Thursday, September 12, 2013

Gratitude

Over the past decade or so, I have mentioned my last therapist, Maude (the one therapist who really helped me heal), in various conversations with friends, always with a sense of awe or deep appreciation. She didn't offer answers or platitudes, but she had the wisdom of lived (and learned) experience, as well as a very skillful compassion that was not always gentle. Some days her compassion was so direct that it broke me wide open, left me gasping for air, feeling as raw as an exposed nerve.

With Maude I learned to cry again. I learned how to mourn. I learned that my childhood was not normal and not healthy. I learned how to accept myself, and in that process I learned how to forgive my parents for their failings, their shortcomings, and their ignorance. I learned that I was a kind of ugly duckling in my family and that separating from them as soon as I was able was not ungrateful, not disloyal, not selfish - it was necessary for my growth and survival.

I learned that all the drugs, alcohol, and promiscuity of my teen years - behaviors that had filled me with a sense of shame, that made me feel like a broken and terrible person - were nothing more than unskillful coping strategies, they were the ways I found not to chase a bottle of Vicodin with a fifth of whiskey and a handful of Valium. I learned to feel compassion rather than contempt for that scared and wounded kid that I had been.
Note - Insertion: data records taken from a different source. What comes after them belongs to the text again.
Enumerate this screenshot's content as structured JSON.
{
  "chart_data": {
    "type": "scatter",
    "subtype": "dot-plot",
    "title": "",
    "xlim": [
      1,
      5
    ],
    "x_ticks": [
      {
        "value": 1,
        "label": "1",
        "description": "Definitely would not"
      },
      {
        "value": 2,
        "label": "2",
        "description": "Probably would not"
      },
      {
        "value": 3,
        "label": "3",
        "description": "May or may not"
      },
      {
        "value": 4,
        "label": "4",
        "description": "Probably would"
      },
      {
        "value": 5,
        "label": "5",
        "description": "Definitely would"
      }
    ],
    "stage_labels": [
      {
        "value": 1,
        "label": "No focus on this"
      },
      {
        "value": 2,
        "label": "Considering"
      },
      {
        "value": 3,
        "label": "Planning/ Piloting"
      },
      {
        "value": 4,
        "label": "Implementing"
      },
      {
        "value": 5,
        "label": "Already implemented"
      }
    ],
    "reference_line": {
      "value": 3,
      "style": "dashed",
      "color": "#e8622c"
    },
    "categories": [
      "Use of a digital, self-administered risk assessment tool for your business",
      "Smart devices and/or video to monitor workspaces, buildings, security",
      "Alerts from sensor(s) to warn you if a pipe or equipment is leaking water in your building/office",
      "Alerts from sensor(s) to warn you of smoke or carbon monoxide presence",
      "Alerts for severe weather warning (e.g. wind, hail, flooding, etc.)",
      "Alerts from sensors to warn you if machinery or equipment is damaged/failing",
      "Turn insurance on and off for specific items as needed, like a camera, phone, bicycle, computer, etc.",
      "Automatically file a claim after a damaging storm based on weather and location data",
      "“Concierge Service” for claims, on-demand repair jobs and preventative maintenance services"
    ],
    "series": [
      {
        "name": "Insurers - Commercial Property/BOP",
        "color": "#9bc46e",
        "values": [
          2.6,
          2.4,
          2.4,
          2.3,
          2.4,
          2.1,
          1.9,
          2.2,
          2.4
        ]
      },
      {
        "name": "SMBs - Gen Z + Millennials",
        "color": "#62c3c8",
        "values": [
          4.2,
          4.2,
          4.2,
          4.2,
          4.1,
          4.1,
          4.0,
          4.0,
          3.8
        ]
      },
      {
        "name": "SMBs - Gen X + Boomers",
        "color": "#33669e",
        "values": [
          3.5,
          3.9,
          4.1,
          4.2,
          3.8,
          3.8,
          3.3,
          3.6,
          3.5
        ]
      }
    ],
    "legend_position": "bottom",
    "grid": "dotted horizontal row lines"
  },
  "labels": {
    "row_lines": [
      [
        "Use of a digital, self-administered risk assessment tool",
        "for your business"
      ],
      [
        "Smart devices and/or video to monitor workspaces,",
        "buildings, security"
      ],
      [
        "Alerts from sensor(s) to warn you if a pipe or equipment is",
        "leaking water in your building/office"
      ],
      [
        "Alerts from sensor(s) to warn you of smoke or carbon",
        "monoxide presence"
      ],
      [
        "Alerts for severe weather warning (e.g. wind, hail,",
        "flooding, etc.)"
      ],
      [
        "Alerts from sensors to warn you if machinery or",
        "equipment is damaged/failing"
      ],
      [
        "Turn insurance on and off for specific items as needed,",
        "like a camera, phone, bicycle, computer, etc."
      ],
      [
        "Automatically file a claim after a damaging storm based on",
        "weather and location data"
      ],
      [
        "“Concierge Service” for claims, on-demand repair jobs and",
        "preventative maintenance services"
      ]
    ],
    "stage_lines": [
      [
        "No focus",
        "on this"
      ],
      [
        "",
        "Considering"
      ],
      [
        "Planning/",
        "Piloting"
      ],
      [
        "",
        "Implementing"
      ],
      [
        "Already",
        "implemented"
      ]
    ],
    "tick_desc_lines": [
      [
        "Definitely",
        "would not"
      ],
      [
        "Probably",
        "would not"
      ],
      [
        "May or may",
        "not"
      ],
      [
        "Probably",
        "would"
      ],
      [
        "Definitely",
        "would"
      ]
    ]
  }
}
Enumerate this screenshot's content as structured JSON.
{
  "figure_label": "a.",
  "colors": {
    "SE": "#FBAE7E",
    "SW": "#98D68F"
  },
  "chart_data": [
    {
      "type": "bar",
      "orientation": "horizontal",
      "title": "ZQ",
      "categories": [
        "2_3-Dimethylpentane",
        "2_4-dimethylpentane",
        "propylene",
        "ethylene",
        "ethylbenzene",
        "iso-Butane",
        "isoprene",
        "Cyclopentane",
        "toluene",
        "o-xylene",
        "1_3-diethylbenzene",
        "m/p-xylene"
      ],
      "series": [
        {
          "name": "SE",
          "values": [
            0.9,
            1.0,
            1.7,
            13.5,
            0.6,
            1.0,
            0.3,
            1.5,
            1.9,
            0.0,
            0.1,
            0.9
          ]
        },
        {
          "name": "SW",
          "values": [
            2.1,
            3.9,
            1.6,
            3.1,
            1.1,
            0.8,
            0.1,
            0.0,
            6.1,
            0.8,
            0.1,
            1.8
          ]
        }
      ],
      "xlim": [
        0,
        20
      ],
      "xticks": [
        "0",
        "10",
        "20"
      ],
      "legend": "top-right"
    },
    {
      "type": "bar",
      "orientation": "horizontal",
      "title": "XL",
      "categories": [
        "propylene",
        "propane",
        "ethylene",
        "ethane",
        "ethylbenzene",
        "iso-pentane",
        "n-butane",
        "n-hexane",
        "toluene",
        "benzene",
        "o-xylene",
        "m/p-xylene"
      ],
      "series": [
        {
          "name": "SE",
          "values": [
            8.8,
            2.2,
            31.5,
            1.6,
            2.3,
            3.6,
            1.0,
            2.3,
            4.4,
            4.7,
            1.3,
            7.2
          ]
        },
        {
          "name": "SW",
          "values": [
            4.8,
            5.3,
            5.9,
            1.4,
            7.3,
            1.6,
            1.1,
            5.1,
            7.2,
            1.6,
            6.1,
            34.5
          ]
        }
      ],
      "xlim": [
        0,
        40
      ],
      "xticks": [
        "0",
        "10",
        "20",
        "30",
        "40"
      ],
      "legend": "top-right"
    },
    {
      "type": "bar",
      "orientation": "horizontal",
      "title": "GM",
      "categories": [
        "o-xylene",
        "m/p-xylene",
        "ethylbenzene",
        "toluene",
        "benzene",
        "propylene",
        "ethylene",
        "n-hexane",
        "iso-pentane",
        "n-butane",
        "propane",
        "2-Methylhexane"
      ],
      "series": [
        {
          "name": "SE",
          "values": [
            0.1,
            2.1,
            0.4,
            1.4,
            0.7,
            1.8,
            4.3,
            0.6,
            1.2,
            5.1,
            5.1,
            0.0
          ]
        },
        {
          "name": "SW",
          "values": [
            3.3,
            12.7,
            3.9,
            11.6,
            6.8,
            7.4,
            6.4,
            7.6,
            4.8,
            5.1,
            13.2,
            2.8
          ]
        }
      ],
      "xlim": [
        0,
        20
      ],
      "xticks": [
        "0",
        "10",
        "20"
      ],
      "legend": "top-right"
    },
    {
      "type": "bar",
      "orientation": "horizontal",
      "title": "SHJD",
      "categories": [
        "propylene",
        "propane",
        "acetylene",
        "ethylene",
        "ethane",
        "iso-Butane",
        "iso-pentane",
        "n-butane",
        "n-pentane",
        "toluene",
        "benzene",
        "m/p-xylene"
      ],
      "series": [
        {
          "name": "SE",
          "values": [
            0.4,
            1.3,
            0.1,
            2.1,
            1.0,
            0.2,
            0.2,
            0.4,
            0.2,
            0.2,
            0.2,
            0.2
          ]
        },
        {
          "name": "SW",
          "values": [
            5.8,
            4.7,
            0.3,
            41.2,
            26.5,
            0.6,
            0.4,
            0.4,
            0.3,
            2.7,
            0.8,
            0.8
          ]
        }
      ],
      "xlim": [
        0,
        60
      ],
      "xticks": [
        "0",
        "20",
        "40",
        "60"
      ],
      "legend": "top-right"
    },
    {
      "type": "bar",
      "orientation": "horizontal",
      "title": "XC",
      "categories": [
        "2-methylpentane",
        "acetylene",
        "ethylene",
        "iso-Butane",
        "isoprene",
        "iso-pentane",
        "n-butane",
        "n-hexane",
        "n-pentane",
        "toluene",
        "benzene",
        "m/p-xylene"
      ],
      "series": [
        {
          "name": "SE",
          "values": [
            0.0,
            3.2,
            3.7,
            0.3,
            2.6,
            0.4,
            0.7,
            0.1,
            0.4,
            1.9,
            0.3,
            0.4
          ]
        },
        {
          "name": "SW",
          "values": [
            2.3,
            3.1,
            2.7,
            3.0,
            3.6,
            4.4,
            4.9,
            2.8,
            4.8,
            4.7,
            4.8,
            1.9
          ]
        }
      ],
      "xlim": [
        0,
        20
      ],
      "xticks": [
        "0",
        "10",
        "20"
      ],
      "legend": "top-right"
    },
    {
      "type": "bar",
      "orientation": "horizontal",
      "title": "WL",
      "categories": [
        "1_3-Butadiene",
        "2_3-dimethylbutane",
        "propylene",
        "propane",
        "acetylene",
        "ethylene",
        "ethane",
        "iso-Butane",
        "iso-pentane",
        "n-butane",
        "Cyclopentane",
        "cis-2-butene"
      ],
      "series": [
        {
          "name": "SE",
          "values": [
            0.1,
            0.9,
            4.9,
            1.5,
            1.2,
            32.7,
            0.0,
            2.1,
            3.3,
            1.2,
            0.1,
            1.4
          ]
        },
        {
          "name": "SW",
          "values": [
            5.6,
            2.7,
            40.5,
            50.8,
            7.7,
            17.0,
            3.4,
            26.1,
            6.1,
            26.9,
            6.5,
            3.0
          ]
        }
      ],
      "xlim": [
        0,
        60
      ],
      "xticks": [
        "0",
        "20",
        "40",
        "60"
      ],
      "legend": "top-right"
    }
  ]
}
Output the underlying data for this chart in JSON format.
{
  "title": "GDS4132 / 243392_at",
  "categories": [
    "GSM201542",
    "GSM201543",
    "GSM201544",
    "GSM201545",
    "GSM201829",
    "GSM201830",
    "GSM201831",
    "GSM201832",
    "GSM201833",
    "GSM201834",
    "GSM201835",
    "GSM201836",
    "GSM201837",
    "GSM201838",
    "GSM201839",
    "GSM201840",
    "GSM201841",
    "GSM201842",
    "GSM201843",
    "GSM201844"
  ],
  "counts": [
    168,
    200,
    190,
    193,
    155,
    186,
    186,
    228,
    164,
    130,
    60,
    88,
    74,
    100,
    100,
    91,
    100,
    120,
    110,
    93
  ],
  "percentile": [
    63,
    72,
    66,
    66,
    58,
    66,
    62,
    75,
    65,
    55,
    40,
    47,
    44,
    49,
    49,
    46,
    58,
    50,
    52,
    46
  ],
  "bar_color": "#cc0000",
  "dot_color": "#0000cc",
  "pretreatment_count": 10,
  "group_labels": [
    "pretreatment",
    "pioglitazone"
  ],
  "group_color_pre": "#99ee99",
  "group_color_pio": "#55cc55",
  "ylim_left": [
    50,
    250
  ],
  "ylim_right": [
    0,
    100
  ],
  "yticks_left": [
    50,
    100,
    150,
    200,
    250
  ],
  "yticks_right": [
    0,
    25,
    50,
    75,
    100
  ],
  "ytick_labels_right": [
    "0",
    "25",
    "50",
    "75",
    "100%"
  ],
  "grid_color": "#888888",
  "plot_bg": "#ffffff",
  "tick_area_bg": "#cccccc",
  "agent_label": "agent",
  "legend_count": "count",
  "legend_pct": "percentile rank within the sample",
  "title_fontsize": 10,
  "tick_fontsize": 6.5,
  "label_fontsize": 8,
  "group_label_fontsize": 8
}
I learned that depression can be a sane response to an insane world (this is a reframe of a quote from Ronald David Laing, who once said: "Insanity sometimes is the sane response to a mad society"). I also learned that my particular kind of depression was a form of living in the past, and that my anxiety was a way to live in fear of the future, a perspective that came originally from Lao Tzu:
If you are depressed you are living in the past.
If you are anxious you are living in the future.
If you are at peace you are living in the present.
I learned how to apply mindfulness and awareness to my interior states, an approach I was familiar with from the writings of Pema Chödrön. I learned that my Buddhist practice was not confined to time spent in meditation, that the best place to practice was my daily life.

After a couple of years, I began to notice that I was not so reactive to daily stresses and annoyances. I came to realize that the political blog I was writing at the time was making me miserable and cynical, aggravating my depression. I stopped following political news and switched to blogging at Integral Options Cafe, then to this blog.

I switched my blogging focus to growth, psychology, philosophy, and health. I became curious about what it means to be a man in this culture, during this time when gender roles and identities are shifting so rapidly. I began blogging here, at The Masculine Heart.

Soon I realized it was time to go back to school, to return to my original goal of becoming a psychotherapist. That had been my major during my first stint in college, but the program as too reductionist and I switched to an English degree and then a masters in humanities (literature and comparative religions).

When I was nearly 40, I was finally ready to become a therapist.

I am still learning, still trying to be a better person, and through working with my clients, I become my best self more and more every day. This is the gift they give me without ever knowing.

Even now, when I am working with clients, I hear Maude's voice in my head, asking the hard questions, reminding me to connect my brain with my heart in every moment. For that gift, I will be forever grateful.